Five Things to Watch for on Tuesday August 29, 2017 | Minneapolis, Minn. By Dave Shedloski

Gene Elliott, of West Des Moines, Iowa, is among the championship newcomers who are making impressive debuts this week at Minikahda. (USGA/Chris Keane) 

The sun made a late appearance Monday in the 63rd U.S. Senior Open at The Minikahda Club, but 32 men also had bright shiny faces after winning their first-round matches.

Things only get more challenging from here, especially with two rounds on tap Tuesday. Here are five things to look for in the Rounds of 32 and 16 that will take us to Wednesday morning’s quarterfinals:

Previous prowess: Six players are still alive and have either won this championship or finished runner-up, including 2016 champion Dave Ryan, who beat Matthew Sughrue in last year’s final at Old Warson Country Club in St. Louis. Other past winners with victories in the first round were Paul Simson, 2010 and ’12), Doug Hanzel (2013) and Chip Lutz (2015). Bryan Norton was runner-up in 2014 to Patrick Tallent.

Newcomers: Sixteen of the 32 players who advanced to the second round are making their debut in the U.S. Senior Amateur, including David Brown of Ligonier, Pa., the stroke-play medalist, who beat Scott Smith of Houston, 3 and 2. Others of note include Gene Elliott, who eliminated Tallent; Ned Zachar, who knocked out past USA Walker Cup player and U.S. Mid-Amateur champion George Zahringer; Frank Vana, who is competing in his 31st USGA championship; and Sean Knapp of Oakmont, Pa., who has played in more than 40 USGA events and is Brown’s roommate this week.

Local hopeful: Scott Thomas is a resident of Chesterfield, Mo., but the 59-year-old’s roots are firmly planted in the Land of 10,000 Lakes.

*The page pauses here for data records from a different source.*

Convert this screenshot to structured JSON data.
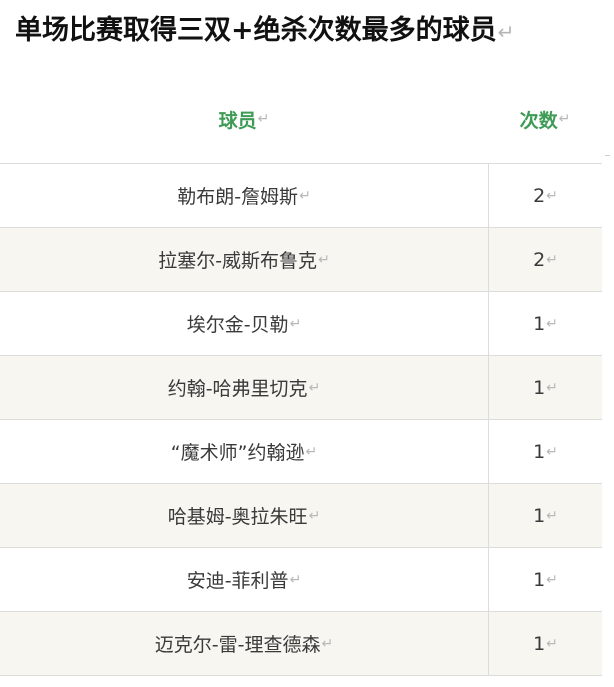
{
  "title": "单场比赛取得三双+绝杀次数最多的球员",
  "paragraph_mark": "↵",
  "columns": {
    "player": "球员",
    "count": "次数"
  },
  "rows": [
    {
      "player": "勒布朗-詹姆斯",
      "count": "2"
    },
    {
      "player": "拉塞尔-威斯布鲁克",
      "count": "2"
    },
    {
      "player": "埃尔金-贝勒",
      "count": "1"
    },
    {
      "player": "约翰-哈弗里切克",
      "count": "1"
    },
    {
      "player": "“魔术师”约翰逊",
      "count": "1"
    },
    {
      "player": "哈基姆-奥拉朱旺",
      "count": "1"
    },
    {
      "player": "安迪-菲利普",
      "count": "1"
    },
    {
      "player": "迈克尔-雷-理查德森",
      "count": "1"
    }
  ],
  "colors": {
    "header_text": "#3e9b56",
    "alt_row_bg": "#f7f6f1",
    "border": "#dcdcdc"
  }
}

In fact, Thomas, who takes on Knapp in the Round of 32 on Tuesday morning, grew up in Hopkins, just 20 minutes from Minikahda. A graduate of St. Cloud State, located a little over an hour from Minneapolis, Thomas is competing in his 11th USGA championship. His 1-up victory over Buzz Fly on Monday marked the first time he has won a match in a USGA event.

Endurance: To reach the 18-hole final on Thursday, a player has to win four matches over the next two days, so he had better be in shape, especially on the challenging Minikahda layout which features some stubborn rough and healthy elevation changes. Another factor will be the sun, which hasn’t shone but for a few hours on Monday. It’s going to warm up, good for muscles, but bad for staying fresh.

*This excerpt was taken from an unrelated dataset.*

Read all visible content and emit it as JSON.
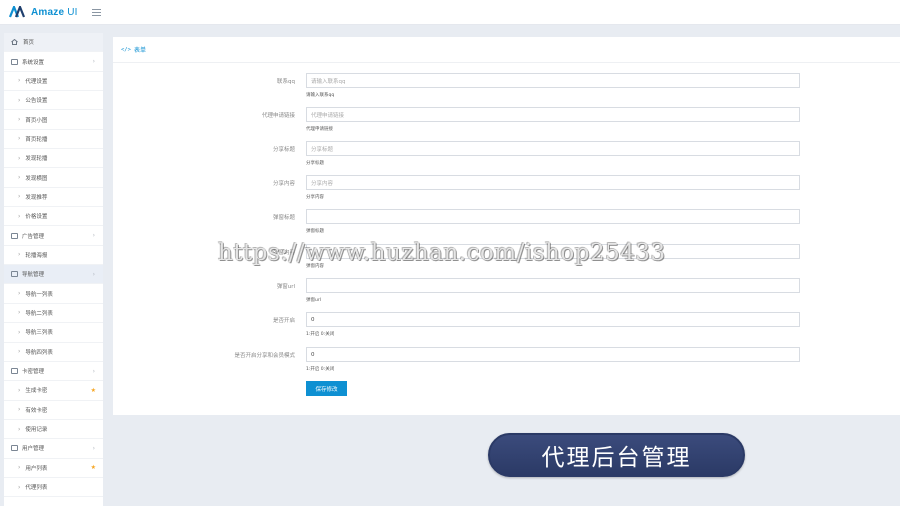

Wedge game: At 6,764 yards, Minikahda Club isn’t exacting tee to green. There are a number of shorter par 4s, and the par 5s aren’t necessarily reachable in two shots. “Longer hitters like myself, we don’t have as much of an advantage,” Hanzel said, not bemoaning the circumstances but pointing out the facts. “A player with a good wedge game is going to be very tough to beat.” That’s true at most championships, but particularly so this week.

Dave Shedloski is an Ohio-based freelance writer and a frequent contributor to USGA websites.